Earlier in the day, Gov. Kim Reynolds for the first time indicated support for the measure after having previously stood firm that she didn’t want to make voting rights restoration more difficult.
Currently, felons must apply to the governor individually and Reynolds has required that they have at least a payment plan for court-ordered financial obligations but not total repayment to be considered.
Senate Republicans are insisting on complete repayment to victims before they will consider passing a separate constitutional amendment that would automatically restore felon voting rights upon the completion of a sentence, a priority of Reynolds that Republicans failed to pass last year.
“The most disappointing part of this entire process for the last 13 months when we’re trying to find a way to standardize this process is the absolute lack of discussion around the victims,” said Iowa Republican Sen. Dan Dawson, of Council Bluffs, an Iowa Division of Criminal Investigation agent who authored the bill.
He said some felons commit crimes so serious they’ve chosen to opt out of society and should never get rights back. Others have made choices in their lives and shouldn’t escape the requirement to repay their victims, he said.
Reynolds said lawmakers have narrowed the repayment requirement to just victim restitution and not court fees and costs which is a compromise she could support.
“Compromise is part of how we get things done. When you show no willingness to compromise then nothing ever happens, so we’ll continue to work with them and see what happens,” she said.
The proposed constitutional amendment must pass this year and again next year before it could be voted on by Iowans in a general election in 2022. The Republican legislative strategy has apparently been to hold up action on that amendment until they pass a bill that would restrict the voting rights restoration to only those felons who have repaid restitution. The bill also excludes serious crimes such as murder and manslaughter from automatic voting rights restoration. Those crimes would still require a pardon or individual restoration of rights from the governor. It passed 37-11 and moves to the House for consideration.

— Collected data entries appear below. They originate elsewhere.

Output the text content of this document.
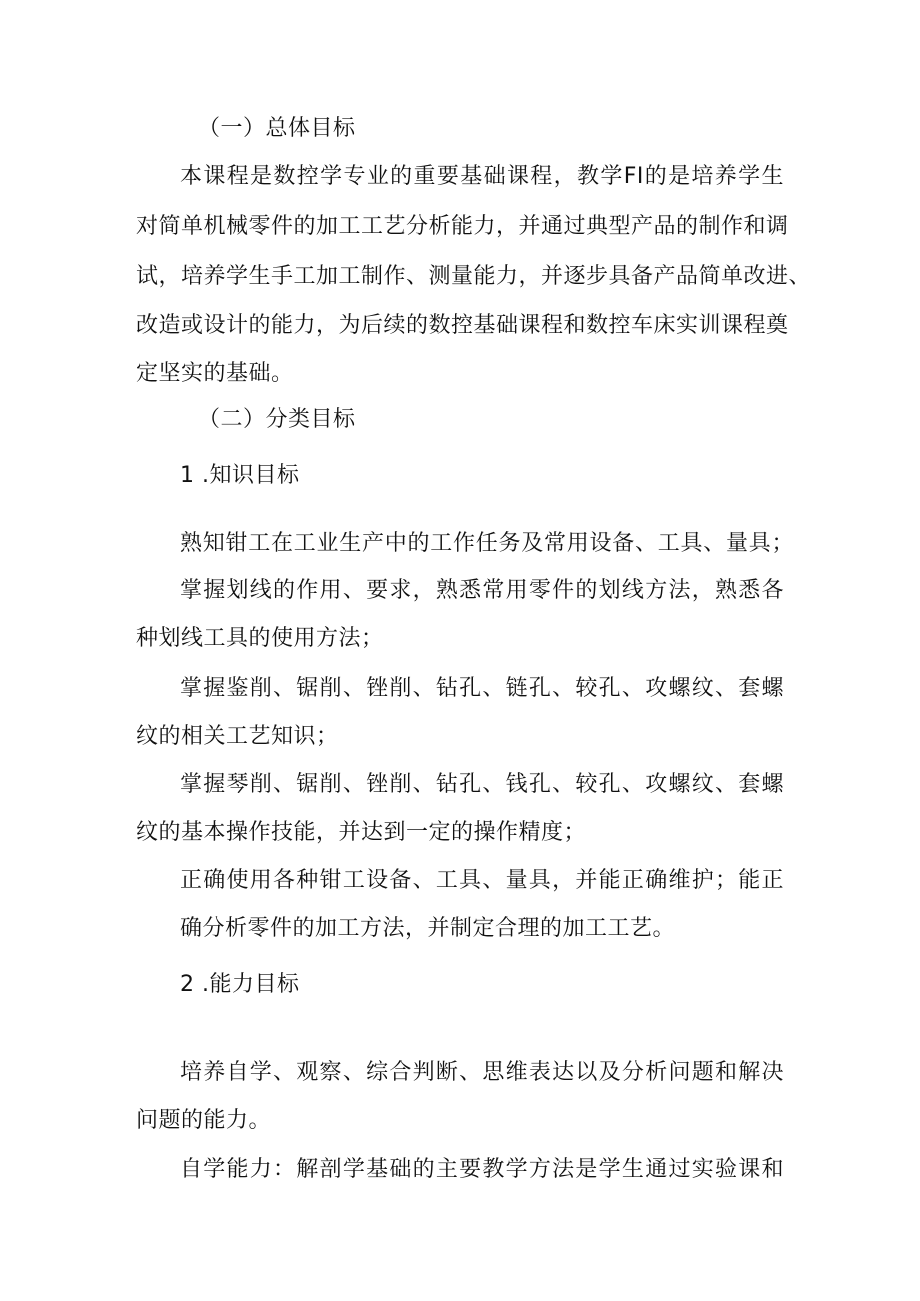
（一）总体目标
本课程是数控学专业的重要基础课程，教学FI的是培养学生
对简单机械零件的加工工艺分析能力，并通过典型产品的制作和调
试，培养学生手工加工制作、测量能力，并逐步具备产品简单改进、
改造或设计的能力，为后续的数控基础课程和数控车床实训课程奠
定坚实的基础。
（二）分类目标
1 .知识目标
熟知钳工在工业生产中的工作任务及常用设备、工具、量具；
掌握划线的作用、要求，熟悉常用零件的划线方法，熟悉各
种划线工具的使用方法；
掌握鉴削、锯削、锉削、钻孔、链孔、较孔、攻螺纹、套螺
纹的相关工艺知识；
掌握琴削、锯削、锉削、钻孔、钱孔、较孔、攻螺纹、套螺
纹的基本操作技能，并达到一定的操作精度；
正确使用各种钳工设备、工具、量具，并能正确维护；能正
确分析零件的加工方法，并制定合理的加工工艺。
2 .能力目标
培养自学、观察、综合判断、思维表达以及分析问题和解决
问题的能力。
自学能力：解剖学基础的主要教学方法是学生通过实验课和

It’s unclear if the bill’s restitution payment could withstand a court challenge.
Last month a federal appeals court in Atlanta declared a similar Florida requirement unconstitutional. The three-judge panel upheld a lower court’s preliminary injunction halting enforcement of the separate law implementing the voter-approved Florida requirement, which critics say amounts to an unfair poll tax that would disenfranchise many released felons.
Reynolds was unfazed and said it’s not unusual for a new law to be challenged in court.
ACLU of Iowa Executive Director Mark Stringer has said the organization opposes exclusions to the constitutional amendment.
“The ACLU of Iowa remains steadfast in our commitment to end lifetime disenfranchisement so that Iowa is not the last and only state in the country to bar a person, for life, from voting after being convicted of a felony,” he said. “We’re disappointed that the governor would support a bill to exclude certain people. Democracy works best when more, not fewer, people participate.”